Replacing Untold Billions

Question

First:

Assume Earth's population is 8,037,860,611 and they have ID numbers 1 through 8,037,860,611

You make a set of cards numbered 1 through 8,037,860,611

A robot goes to each person in turn and shows them a card at random (cards get replaced)

If anyone is shown the number that matches their ID, I will GAIN $8,037,860,611 (one time only)

Second:

You pick a population size n, and these people get new ID numbers 1 through n

You make a set of cards numbered 1 through n

This time the robot gives each person a card, such that everyone has a unique card

If anyone has the card that matches their ID number, I will LOSE $8,037,860,611 (one time only)

The Question:

Assume your goal is to make me break even as much as is possible after doing these two things. What population size, n, do you choose and what is my expected value to the nearest cent?

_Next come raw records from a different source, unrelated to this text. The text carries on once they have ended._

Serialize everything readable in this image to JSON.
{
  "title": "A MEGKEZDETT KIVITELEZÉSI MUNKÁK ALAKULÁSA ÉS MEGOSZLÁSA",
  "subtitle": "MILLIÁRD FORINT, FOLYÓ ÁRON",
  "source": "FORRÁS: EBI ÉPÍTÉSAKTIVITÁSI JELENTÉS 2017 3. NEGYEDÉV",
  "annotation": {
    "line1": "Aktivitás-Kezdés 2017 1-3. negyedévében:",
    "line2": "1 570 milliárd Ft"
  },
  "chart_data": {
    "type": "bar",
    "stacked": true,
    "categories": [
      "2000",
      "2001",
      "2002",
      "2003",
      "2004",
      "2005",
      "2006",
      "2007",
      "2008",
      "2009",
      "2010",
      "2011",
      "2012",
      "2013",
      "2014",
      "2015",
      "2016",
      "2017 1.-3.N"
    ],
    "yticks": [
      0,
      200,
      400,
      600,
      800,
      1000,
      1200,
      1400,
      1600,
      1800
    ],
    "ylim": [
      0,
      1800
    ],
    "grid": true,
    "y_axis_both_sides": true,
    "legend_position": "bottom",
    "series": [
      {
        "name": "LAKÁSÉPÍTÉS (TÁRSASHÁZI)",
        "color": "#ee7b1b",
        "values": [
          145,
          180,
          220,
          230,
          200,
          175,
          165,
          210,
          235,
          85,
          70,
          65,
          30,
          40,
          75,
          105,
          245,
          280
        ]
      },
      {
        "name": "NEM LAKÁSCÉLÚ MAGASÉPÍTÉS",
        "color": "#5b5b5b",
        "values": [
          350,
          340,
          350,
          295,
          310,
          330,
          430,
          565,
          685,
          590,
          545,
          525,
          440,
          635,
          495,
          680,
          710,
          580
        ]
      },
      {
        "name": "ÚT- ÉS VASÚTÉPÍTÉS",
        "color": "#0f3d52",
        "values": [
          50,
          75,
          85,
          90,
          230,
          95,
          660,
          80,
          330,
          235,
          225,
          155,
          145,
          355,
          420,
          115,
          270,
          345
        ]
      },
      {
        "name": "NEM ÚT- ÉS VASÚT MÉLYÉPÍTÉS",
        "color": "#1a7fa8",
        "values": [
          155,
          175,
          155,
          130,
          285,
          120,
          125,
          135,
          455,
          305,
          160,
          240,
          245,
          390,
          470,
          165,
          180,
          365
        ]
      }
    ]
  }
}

You can have a perfect understanding of the formulas involved and still get the wrong answer. This question involves big numbers and high precision... something typical calculators have trouble with. You might have to additionally prove your methods or calculation tool don't run into this pitfall

Answer 1

Let $N=8037860611$ be the population of the Earth. Analysis of the first game:

By complementary counting, the probability of winning is $p_1=1-\left(1-\frac{1}{N}\right)^N$. Your expected winnings is hence $E_1=Np_1$. Taking a series expansion for $N\to\infty$: $$E_1=\frac{e-1}{e}N+\frac{1}{2e}+\mathcal{O}(N^{-1})=$5,080,896,941.40$$ Since $N^{-1}\ll0.01$, we ignore all higher order terms.

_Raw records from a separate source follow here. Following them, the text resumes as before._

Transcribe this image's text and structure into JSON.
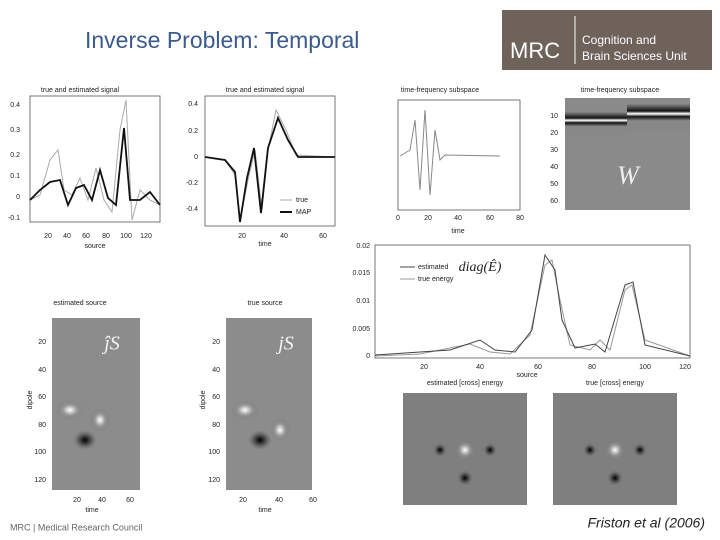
{
  "header": {
    "title": "Inverse Problem: Temporal",
    "logo": {
      "mark": "MRC",
      "line1": "Cognition and",
      "line2": "Brain Sciences Unit"
    }
  },
  "panels": [
    {
      "title": "true and estimated signal",
      "xlabel": "source",
      "xticks": [
        "20",
        "40",
        "60",
        "80",
        "100",
        "120"
      ],
      "yticks": [
        "0.4",
        "0.3",
        "0.2",
        "0.1",
        "0",
        "-0.1"
      ]
    },
    {
      "title": "true and estimated signal",
      "xlabel": "time",
      "xticks": [
        "20",
        "40",
        "60"
      ],
      "yticks": [
        "0.4",
        "0.2",
        "0",
        "-0.2",
        "-0.4"
      ],
      "legend": [
        "true",
        "MAP"
      ]
    },
    {
      "title": "time-frequency subspace",
      "xlabel": "time",
      "xticks": [
        "0",
        "20",
        "40",
        "60",
        "80"
      ]
    },
    {
      "title": "time-frequency subspace",
      "yticks": [
        "10",
        "20",
        "30",
        "40",
        "50",
        "60"
      ],
      "overlay": "W"
    },
    {
      "xlabel": "source",
      "xticks": [
        "20",
        "40",
        "60",
        "80",
        "100",
        "120"
      ],
      "yticks": [
        "0.02",
        "0.015",
        "0.01",
        "0.005",
        "0"
      ],
      "legend": [
        "estimated",
        "true energy"
      ],
      "overlay": "diag(Ê)"
    },
    {
      "title": "estimated source",
      "xlabel": "time",
      "ylabel": "dipole",
      "xticks": [
        "20",
        "40",
        "60"
      ],
      "yticks": [
        "20",
        "40",
        "60",
        "80",
        "100",
        "120"
      ],
      "overlay": "ĵS"
    },
    {
      "title": "true source",
      "xlabel": "time",
      "ylabel": "dipole",
      "xticks": [
        "20",
        "40",
        "60"
      ],
      "yticks": [
        "20",
        "40",
        "60",
        "80",
        "100",
        "120"
      ],
      "overlay": "jS"
    },
    {
      "title": "estimated [cross] energy"
    },
    {
      "title": "true [cross] energy"
    }
  ],
  "footer": {
    "left": "MRC | Medical Research Council",
    "citation": "Friston et al (2006)"
  }
}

Analysis of the second game:

You win if the resulting permutation is a derangement on $n$ elements, which occurs $p_2=\frac{!n}{n!}=\frac{1}{n!}\left[\frac{n!}{e}\right]$ amount of the time, where $[x]$ is the nearest integer function. The magnitude of your expected losing is hence $E_2=N(1-p_2)$.

Solution:

Unlike the first game, the expectation of the second game is an easy computation to do, so we can manually search through values of $E_2$ for different values of $n$ to see which is closest to $E_1$. It turns out that the minimal absolute difference is achieved at $\boxed{n=13}$, in which case you expect to gain $E_1-E_2=\boxed{$0.10}$ on average.

Answer 2

@DanDan0101 calculates the value N were the expected gain is as close to \$0 as possible. I would interprete the goal to 'break even as much as possible' as meaning one should maximize the probability of gaining exactly \$0 and I will provide a solution for that.

Winning exactly \$0 can happen in two ways, either I win in the first part and lose in the second or I don't get anything in either step. Using DanDan0101' computation, the probability to win in the first game is $5080896942.57/8037860611=63.21\%$, in particular it is greater than $50\%$.

As the probabilities of the two steps are independent, this means I can maximize the chance of getting exactly \$0 if I lose the second game with $100\%$ probability which gives a combined probability of $63.21\%$. Now I can achieve a guaranteed loss in the second game by picking $N=1$.

With this strategy the expected average return is a lossof a few billion dollars but this maximizes the chance to get exactly \$0 which will happen almost two times out of three.